Toutefois, Mme [T] a, à plusieurs reprises admis l'importance de la charge incombant au salarié puisqu'elle a écrit le 18 novembre 2009, «'je me demande si compte tenu de votre charge de travail ...il ne serait pas judicieux de confier ce travail à un cabinet extérieur'» et encore en novembre 2010 «'les RH, compte tenu de la faiblesse des effectifs et de la charge actuelle de travail[...]'».

Ainsi, outre que l'association Les Arts Décoratifs n'établit pas avoir apporté à M. [R] des réponses adaptées à ses réclamations au titre des dépassements de temps de travail au cours de la collaboration, ni avoir réagi lorsque celui-ci interpellait notamment la directrice générale à ce sujet en évoquant par exemple, les heures supplémentaires réalisées au cours de l'année 2012, l'examen minutieux des éléments communiqués par les deux parties conduit la cour à avoir la conviction que M. [R] a effectivement réalisé des heures supplémentaires, avec l'accord au moins implicite de l'employeur qui reconnaissait par ailleurs explicitement l'importance de la charge de travail incombant au service dont il était responsable. La cour allouera en conséquence à M. [R] un rappel de salaire à ce titre, à hauteur de 25'169,25 euros outre les congés payés afférents.

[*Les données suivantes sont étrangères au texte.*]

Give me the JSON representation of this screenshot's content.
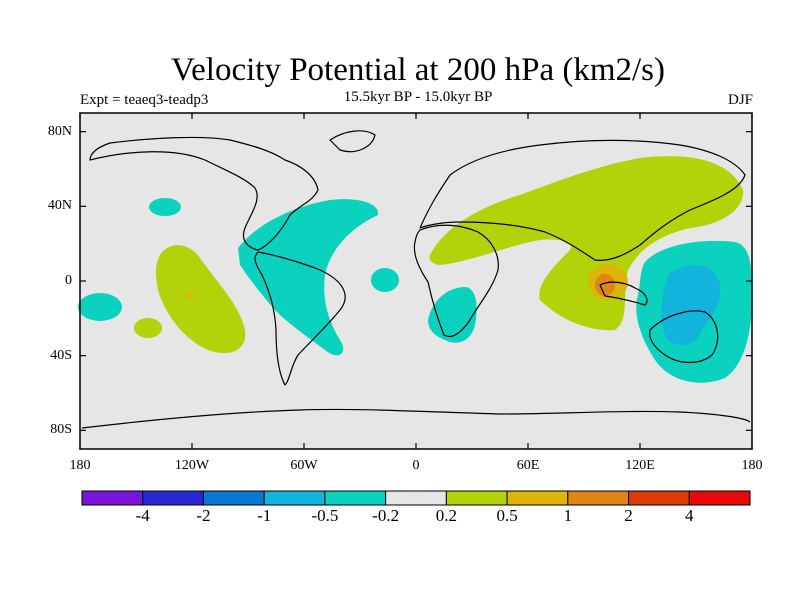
{
  "header": {
    "title": "Velocity Potential at 200 hPa (km2/s)",
    "subtitle": "15.5kyr BP - 15.0kyr BP",
    "left_label": "Expt = teaeq3-teadp3",
    "right_label": "DJF"
  },
  "axes": {
    "x_ticks": [
      "180",
      "120W",
      "60W",
      "0",
      "60E",
      "120E",
      "180"
    ],
    "y_ticks": [
      "80N",
      "40N",
      "0",
      "40S",
      "80S"
    ]
  },
  "colorbar": {
    "labels": [
      "-4",
      "-2",
      "-1",
      "-0.5",
      "-0.2",
      "0.2",
      "0.5",
      "1",
      "2",
      "4"
    ],
    "colors": [
      "#7a14dc",
      "#2828d2",
      "#0a78d2",
      "#12b4dc",
      "#0ad2be",
      "#e6e6e6",
      "#b4d20a",
      "#dcb40a",
      "#e08414",
      "#dc3c0a",
      "#e60a0a"
    ]
  },
  "map": {
    "background": "#e6e6e6",
    "field_colors": {
      "negative_0_2_to_0_5": "#0ad2be",
      "negative_0_5_to_1": "#12b4dc",
      "positive_0_2_to_0_5": "#b4d20a",
      "positive_0_5_to_1": "#dcb40a",
      "positive_1_to_2": "#e08414"
    }
  }
}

Le jugement déféré sera infirmé sur ce point.

Sur la demande d'indemnité pour travail dissimulé';

En application de l'article L. 8221-5 du code du travail est réputé travail dissimulé, par dissimulation d'emploi salarié, le fait pour tout employeur de se soustraire intentionnellement à l'accomplissement de la formalité de déclaration préalable à l'embauche, de se soustraire à la délivrance de bulletins de paie ou de mentionner sur ce dernier un nombre d'heures de travail inférieur à celui réellement accompli.

Encore faut il que soit établi le caractère intentionnel de l'abstention en cause.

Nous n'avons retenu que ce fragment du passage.